Friday 27 November 2020

The Papers

 

Good morning. Here is the news. Beginning with Jeremy Paxman in The Daily Telegraph:
For so long a world leader, the BBC has grown fat and metropolitan, increasingly scorning the views of the parochial people who are forced to pay for it. When given its head, the BBC can still produce brilliant shows like Strictly Come Dancing but, at an institutional level, it behaves more and more like an embarrassing relative deciding to dance with the kids at a wedding. It’s hard to resist the impression of smug people who think they know better than the rest of us. The consoling glory is that none of us has to tune in any more. 
No-one over the age of 55 who tries to watch BBC television or listen to its radio services will be surprised to learn, from Ofcom’s latest report on the Corporation, that people in their demographic are gradually giving up on it. As one in that age group, my own consumption of what the BBC offers is largely restricted to Radio 3, which shines like the proverbial good deed in a naughty world. 
Elsewhere, Radio 4 appears to have become Victim Radio, with an endless stream of programmes featuring people, usually from minorities, complaining about some injustice, usually inflicted on them by the state. This schedule of gloom is punctuated by profoundly unfunny Leftist comedians (I use that noun in its broadest, often unintentional sense). My wife likes Gardeners’ World, but that is becoming ostentatiously woke and in any case is now off for the winter. Other than that, little else appeals: the world our age group really wants to see on television is best represented on the Talking Pictures channel, whose success, believe me, is not coincidental to the BBC’s decline. 
Incidentally, in the same article, Simon Heffer laments the state of BBC drama and blames it on "the virtue-signalling of overpaid, self-righteous white executives", but BBC News is hardly immune from that. Head of Newsgathering Jonathan Munro, for example, recently said, "We don’t want all our editorial meetings to be dominated by what white people think" - despite some 85% of the UK population being white. He also complained that when he joined the BBC in 2014, every person on his team was a Caucasian male - including him. Their predecessors he'd previously blamed for creating “male, pale and stale” output. As others have pointed out, it's staggering how people like Mr Munro can say this kind of thing yet cleave to their own jobs, as if doublethink allows them to be doubleplusgood while all the rest are part of the problem. He's been in place for six years now. Why doesn't he lead by example and resign?

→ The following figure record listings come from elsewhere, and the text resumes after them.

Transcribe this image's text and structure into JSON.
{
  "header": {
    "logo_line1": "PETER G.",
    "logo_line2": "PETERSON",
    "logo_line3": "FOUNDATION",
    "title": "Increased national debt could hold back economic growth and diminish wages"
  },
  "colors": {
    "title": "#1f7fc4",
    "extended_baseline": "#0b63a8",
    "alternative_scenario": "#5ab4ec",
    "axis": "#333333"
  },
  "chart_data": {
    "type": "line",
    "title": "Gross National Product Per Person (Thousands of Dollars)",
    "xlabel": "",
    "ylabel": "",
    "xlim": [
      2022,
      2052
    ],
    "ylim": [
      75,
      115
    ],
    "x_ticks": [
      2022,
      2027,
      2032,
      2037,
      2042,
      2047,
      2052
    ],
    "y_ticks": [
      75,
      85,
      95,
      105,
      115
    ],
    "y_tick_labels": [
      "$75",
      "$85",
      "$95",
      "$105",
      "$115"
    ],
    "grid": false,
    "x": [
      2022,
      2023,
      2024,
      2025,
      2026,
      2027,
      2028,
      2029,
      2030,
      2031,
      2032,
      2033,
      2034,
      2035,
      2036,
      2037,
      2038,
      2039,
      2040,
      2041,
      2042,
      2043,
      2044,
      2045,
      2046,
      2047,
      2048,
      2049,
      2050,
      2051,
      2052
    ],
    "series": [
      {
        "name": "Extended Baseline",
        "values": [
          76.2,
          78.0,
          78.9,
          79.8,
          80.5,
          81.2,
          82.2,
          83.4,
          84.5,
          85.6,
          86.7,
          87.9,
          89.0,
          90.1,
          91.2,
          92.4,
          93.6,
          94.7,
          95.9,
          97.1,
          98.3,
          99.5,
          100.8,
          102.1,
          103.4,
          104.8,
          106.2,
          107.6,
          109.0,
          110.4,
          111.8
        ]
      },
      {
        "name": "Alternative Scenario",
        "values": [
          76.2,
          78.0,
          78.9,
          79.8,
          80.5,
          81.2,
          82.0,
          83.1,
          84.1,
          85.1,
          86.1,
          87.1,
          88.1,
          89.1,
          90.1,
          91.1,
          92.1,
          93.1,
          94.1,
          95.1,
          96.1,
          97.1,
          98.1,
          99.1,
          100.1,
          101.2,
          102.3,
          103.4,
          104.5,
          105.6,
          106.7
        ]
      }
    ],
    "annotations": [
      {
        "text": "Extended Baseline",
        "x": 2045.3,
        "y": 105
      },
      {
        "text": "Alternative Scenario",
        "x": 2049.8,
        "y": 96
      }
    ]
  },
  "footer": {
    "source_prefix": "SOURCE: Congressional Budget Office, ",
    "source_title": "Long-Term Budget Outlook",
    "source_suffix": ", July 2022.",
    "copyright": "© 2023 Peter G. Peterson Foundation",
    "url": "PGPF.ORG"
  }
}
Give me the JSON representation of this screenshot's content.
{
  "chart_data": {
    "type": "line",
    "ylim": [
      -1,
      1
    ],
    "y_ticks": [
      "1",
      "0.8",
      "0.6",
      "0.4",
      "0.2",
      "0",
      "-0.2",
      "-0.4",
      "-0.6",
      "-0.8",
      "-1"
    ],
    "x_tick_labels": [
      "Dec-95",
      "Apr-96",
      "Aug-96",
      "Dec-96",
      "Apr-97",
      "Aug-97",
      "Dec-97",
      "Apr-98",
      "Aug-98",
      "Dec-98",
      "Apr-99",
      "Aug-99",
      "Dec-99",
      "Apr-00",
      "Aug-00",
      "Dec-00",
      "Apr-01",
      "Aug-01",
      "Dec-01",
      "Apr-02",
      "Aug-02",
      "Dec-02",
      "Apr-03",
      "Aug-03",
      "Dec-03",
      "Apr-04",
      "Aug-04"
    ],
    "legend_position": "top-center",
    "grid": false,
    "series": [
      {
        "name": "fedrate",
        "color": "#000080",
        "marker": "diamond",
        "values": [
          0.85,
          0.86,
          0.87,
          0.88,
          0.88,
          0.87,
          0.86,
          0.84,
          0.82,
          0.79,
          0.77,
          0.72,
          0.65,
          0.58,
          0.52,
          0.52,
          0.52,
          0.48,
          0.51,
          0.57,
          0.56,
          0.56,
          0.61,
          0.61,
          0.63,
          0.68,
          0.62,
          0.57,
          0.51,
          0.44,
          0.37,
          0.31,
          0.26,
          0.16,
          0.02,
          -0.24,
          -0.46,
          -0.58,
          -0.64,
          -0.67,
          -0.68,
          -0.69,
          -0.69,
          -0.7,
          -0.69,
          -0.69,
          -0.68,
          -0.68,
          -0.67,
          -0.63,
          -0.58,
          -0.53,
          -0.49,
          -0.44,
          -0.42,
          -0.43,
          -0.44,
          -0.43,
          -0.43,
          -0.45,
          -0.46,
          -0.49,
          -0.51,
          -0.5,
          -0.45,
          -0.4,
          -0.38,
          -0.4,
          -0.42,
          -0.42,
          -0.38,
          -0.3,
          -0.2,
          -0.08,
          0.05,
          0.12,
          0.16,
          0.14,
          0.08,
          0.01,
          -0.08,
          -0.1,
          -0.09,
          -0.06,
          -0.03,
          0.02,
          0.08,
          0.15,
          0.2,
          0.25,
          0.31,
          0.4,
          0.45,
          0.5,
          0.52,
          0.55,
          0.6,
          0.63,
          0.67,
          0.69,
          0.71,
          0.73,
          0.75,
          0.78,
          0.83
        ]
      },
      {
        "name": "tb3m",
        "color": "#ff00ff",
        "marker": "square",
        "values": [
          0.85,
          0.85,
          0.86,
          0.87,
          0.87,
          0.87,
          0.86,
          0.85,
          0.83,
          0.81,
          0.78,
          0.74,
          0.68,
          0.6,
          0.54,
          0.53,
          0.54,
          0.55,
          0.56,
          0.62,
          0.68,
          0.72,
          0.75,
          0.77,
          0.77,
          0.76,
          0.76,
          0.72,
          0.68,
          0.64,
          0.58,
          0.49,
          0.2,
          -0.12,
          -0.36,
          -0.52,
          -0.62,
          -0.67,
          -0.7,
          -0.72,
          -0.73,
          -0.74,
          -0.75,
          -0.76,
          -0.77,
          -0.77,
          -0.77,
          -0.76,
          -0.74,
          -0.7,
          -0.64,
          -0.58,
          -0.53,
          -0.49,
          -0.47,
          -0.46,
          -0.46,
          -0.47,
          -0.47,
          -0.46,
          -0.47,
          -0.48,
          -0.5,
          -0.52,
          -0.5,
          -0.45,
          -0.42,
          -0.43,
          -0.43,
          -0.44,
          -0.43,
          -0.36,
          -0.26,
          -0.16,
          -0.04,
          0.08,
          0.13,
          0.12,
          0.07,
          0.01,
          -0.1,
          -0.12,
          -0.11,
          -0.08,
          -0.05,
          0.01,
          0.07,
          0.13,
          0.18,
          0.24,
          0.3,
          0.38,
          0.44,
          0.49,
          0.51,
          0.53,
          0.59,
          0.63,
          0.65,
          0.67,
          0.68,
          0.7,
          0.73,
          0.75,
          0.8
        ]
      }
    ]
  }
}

Anyhow, in The Times today we hear that "an influential group of peers" - The Lords' Communications and Digital Committee - is recommending that Ofcom has its remit expanded to cover the BBC News website and that it should also have a role in monitoring the accuracy and impartiality of social media posts from journalists employed by public service broadcasters. That will keep the ex-BBC folk at Ofcom busy!

Meanwhile, as Charlie noted yesterday, the papers are reporting that TV licence evasion accounts for one in three women's criminal convictions, according to new figures, with women being convicted for non-payment of the licence ten times more than men. There were 84,000 licence fee offences by women, representing 74% of 2019 convictions for this type of offence. One for Newsnight and Woman's Hour?